“The Sect of the Idiot”

I’m a little late with this week’s subject of discussion by the Deep Ones over at LibraryThing.

Review: “The Sect of the Idiot”, Thomas Ligotti, 1988.

Cover by John Coulthart

To be honest, I was not impressed by this Ligotti story, and I’m not going to spend a lot of time on it.

It’s long on atmosphere, short on plot, and doesn’t really have much effect in suggesting what it seems to want to suggest. 

Its unnamed narrator is in an unknown, gloomy town that sounds like something out of Lovecraft (or, maybe The Cabinet of Dr. Caligari).

He has a strange encounter with a man knocking on his door who comments on the view out the window. 

The narrator has longed dream of living in the town, so there seems to suggest that the town is more than just a metaphorical dream of his. 

The night after he meets the man he has a strange dream, a “triumph of the grotesque” which is the story’s most effective scene with its cloaked figures on strange chairs, all of the figures askew at weird angles. 

With a second dream, he sees the man who tells him the figures have chosen him. They shake hands.  The man doesn’t let go and, mocks the idea that it’s the narrator’s hand. 

The next day, it seems his hand has turned into a tentacle. 

In the penultimate paragraph, we learn the narrator has left the town. He thinks, despite his efforts to warn people, those entities are manipulating him into advertising their existence. 

If I wasn’t busy doing a lot of other things right now, I would try to parse out Ligotti’s philosophical point, so I’m not going beyond my first impressions. In my opinion, inferior Ligotti.

3 thoughts on ““The Sect of the Idiot”

  1. Sean Eaton September 5, 2020 / 1:37 pm

    I’m going to give this one a try. I’ve been meeting to get to Songs of a Dead Dreamer for awhile–it’s been on my shelf for years. In my view, the best of Ligotti’s Lovecraftian stories is Nethescurial.

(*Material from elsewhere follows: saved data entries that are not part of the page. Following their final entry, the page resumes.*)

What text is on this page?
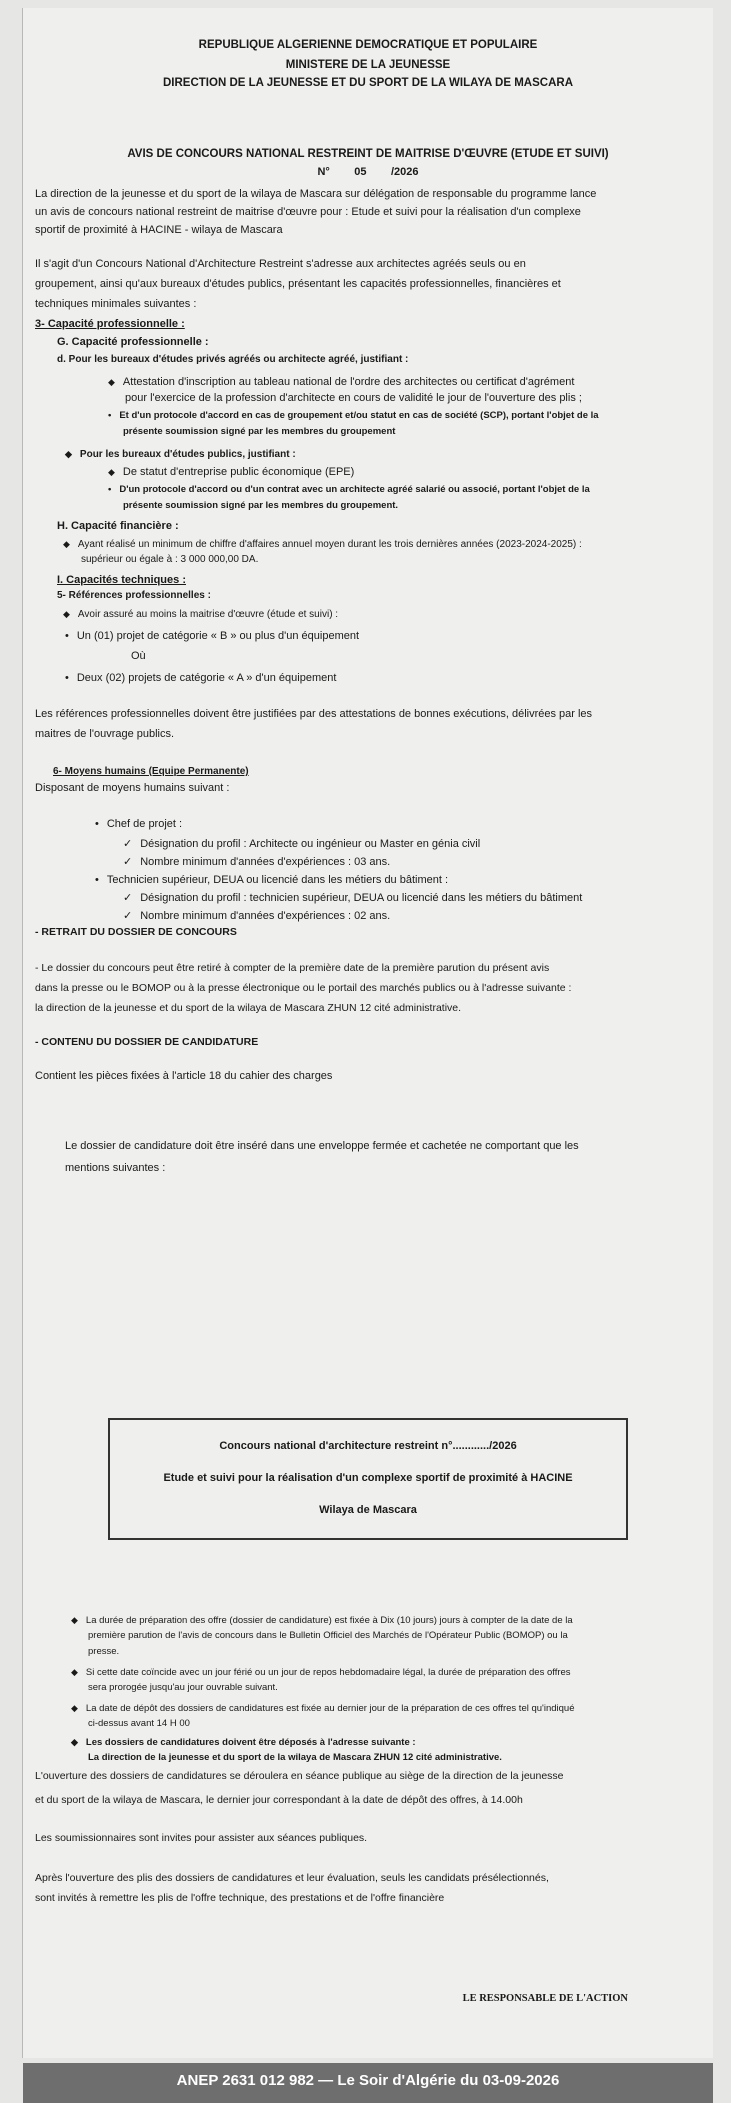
REPUBLIQUE ALGERIENNE DEMOCRATIQUE ET POPULAIRE
MINISTERE DE LA JEUNESSE
DIRECTION DE LA JEUNESSE ET DU SPORT DE LA WILAYA DE MASCARA
AVIS DE CONCOURS NATIONAL RESTREINT DE MAITRISE D'ŒUVRE (ETUDE ET SUIVI)
N°        05        /2026
La direction de la jeunesse et du sport de la wilaya de Mascara sur délégation de responsable du programme lance
un avis de concours national restreint de maitrise d'œuvre pour : Etude et suivi pour la réalisation d'un complexe
sportif de proximité à HACINE - wilaya de Mascara
Il s'agit d'un Concours National d'Architecture Restreint s'adresse aux architectes agréés seuls ou en
groupement, ainsi qu'aux bureaux d'études publics, présentant les capacités professionnelles, financières et
techniques minimales suivantes :
3- Capacité professionnelle :
G. Capacité professionnelle :
d. Pour les bureaux d'études privés agréés ou architecte agréé, justifiant :
◆ Attestation d'inscription au tableau national de l'ordre des architectes ou certificat d'agrément
pour l'exercice de la profession d'architecte en cours de validité le jour de l'ouverture des plis ;
• Et d'un protocole d'accord en cas de groupement et/ou statut en cas de société (SCP), portant l'objet de la
présente soumission signé par les membres du groupement
◆ Pour les bureaux d'études publics, justifiant :
◆ De statut d'entreprise public économique (EPE)
• D'un protocole d'accord ou d'un contrat avec un architecte agréé salarié ou associé, portant l'objet de la
présente soumission signé par les membres du groupement.
H. Capacité financière :
◆ Ayant réalisé un minimum de chiffre d'affaires annuel moyen durant les trois dernières années (2023-2024-2025) :
supérieur ou égale à : 3 000 000,00 DA.
I. Capacités techniques :
5- Références professionnelles :
◆ Avoir assuré au moins la maitrise d'œuvre (étude et suivi) :
• Un (01) projet de catégorie « B » ou plus d'un équipement
Où
• Deux (02) projets de catégorie « A » d'un équipement
Les références professionnelles doivent être justifiées par des attestations de bonnes exécutions, délivrées par les
maitres de l'ouvrage publics.
6- Moyens humains (Equipe Permanente)
Disposant de moyens humains suivant :
• Chef de projet :
✓ Désignation du profil : Architecte ou ingénieur ou Master en génia civil
✓ Nombre minimum d'années d'expériences : 03 ans.
• Technicien supérieur, DEUA ou licencié dans les métiers du bâtiment :
✓ Désignation du profil : technicien supérieur, DEUA ou licencié dans les métiers du bâtiment
✓ Nombre minimum d'années d'expériences : 02 ans.
- RETRAIT DU DOSSIER DE CONCOURS
- Le dossier du concours peut être retiré à compter de la première date de la première parution du présent avis
dans la presse ou le BOMOP ou à la presse électronique ou le portail des marchés publics ou à l'adresse suivante :
la direction de la jeunesse et du sport de la wilaya de Mascara ZHUN 12 cité administrative.
- CONTENU DU DOSSIER DE CANDIDATURE
Contient les pièces fixées à l'article 18 du cahier des charges
Le dossier de candidature doit être inséré dans une enveloppe fermée et cachetée ne comportant que les
mentions suivantes :
Concours national d'architecture restreint n°............/2026
Etude et suivi pour la réalisation d'un complexe sportif de proximité à HACINE
Wilaya de Mascara
◆ La durée de préparation des offre (dossier de candidature) est fixée à Dix (10 jours) jours à compter de la date de la
première parution de l'avis de concours dans le Bulletin Officiel des Marchés de l'Opérateur Public (BOMOP) ou la
presse.
◆ Si cette date coïncide avec un jour férié ou un jour de repos hebdomadaire légal, la durée de préparation des offres
sera prorogée jusqu'au jour ouvrable suivant.
◆ La date de dépôt des dossiers de candidatures est fixée au dernier jour de la préparation de ces offres tel qu'indiqué
ci-dessus avant 14 H 00
◆ Les dossiers de candidatures doivent être déposés à l'adresse suivante :
La direction de la jeunesse et du sport de la wilaya de Mascara ZHUN 12 cité administrative.
L'ouverture des dossiers de candidatures se déroulera en séance publique au siège de la direction de la jeunesse
et du sport de la wilaya de Mascara, le dernier jour correspondant à la date de dépôt des offres, à 14.00h
Les soumissionnaires sont invites pour assister aux séances publiques.
Après l'ouverture des plis des dossiers de candidatures et leur évaluation, seuls les candidats présélectionnés,
sont invités à remettre les plis de l'offre technique, des prestations et de l'offre financière
LE RESPONSABLE DE L'ACTION
ANEP 2631 012 982 — Le Soir d'Algérie du 03-09-2026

    • marzaat September 6, 2020 / 11:23 am

      Good to see you back blogging.

      It does not appear, from my notes, I’ve read “Nethescurial”. Of the Ligotti I have read, my favorites are “The Town Manager” and My Work Is Not Yet Done.

      I see you’ve been blogging about egregores lately. You might want to check out Brian Stableford’s The Quintessence of August, which I’ve just reviewed, for his take on the subject.

  2. Sean Eaton September 6, 2020 / 4:26 pm

    Thanks for this suggestion–I’ll check it out.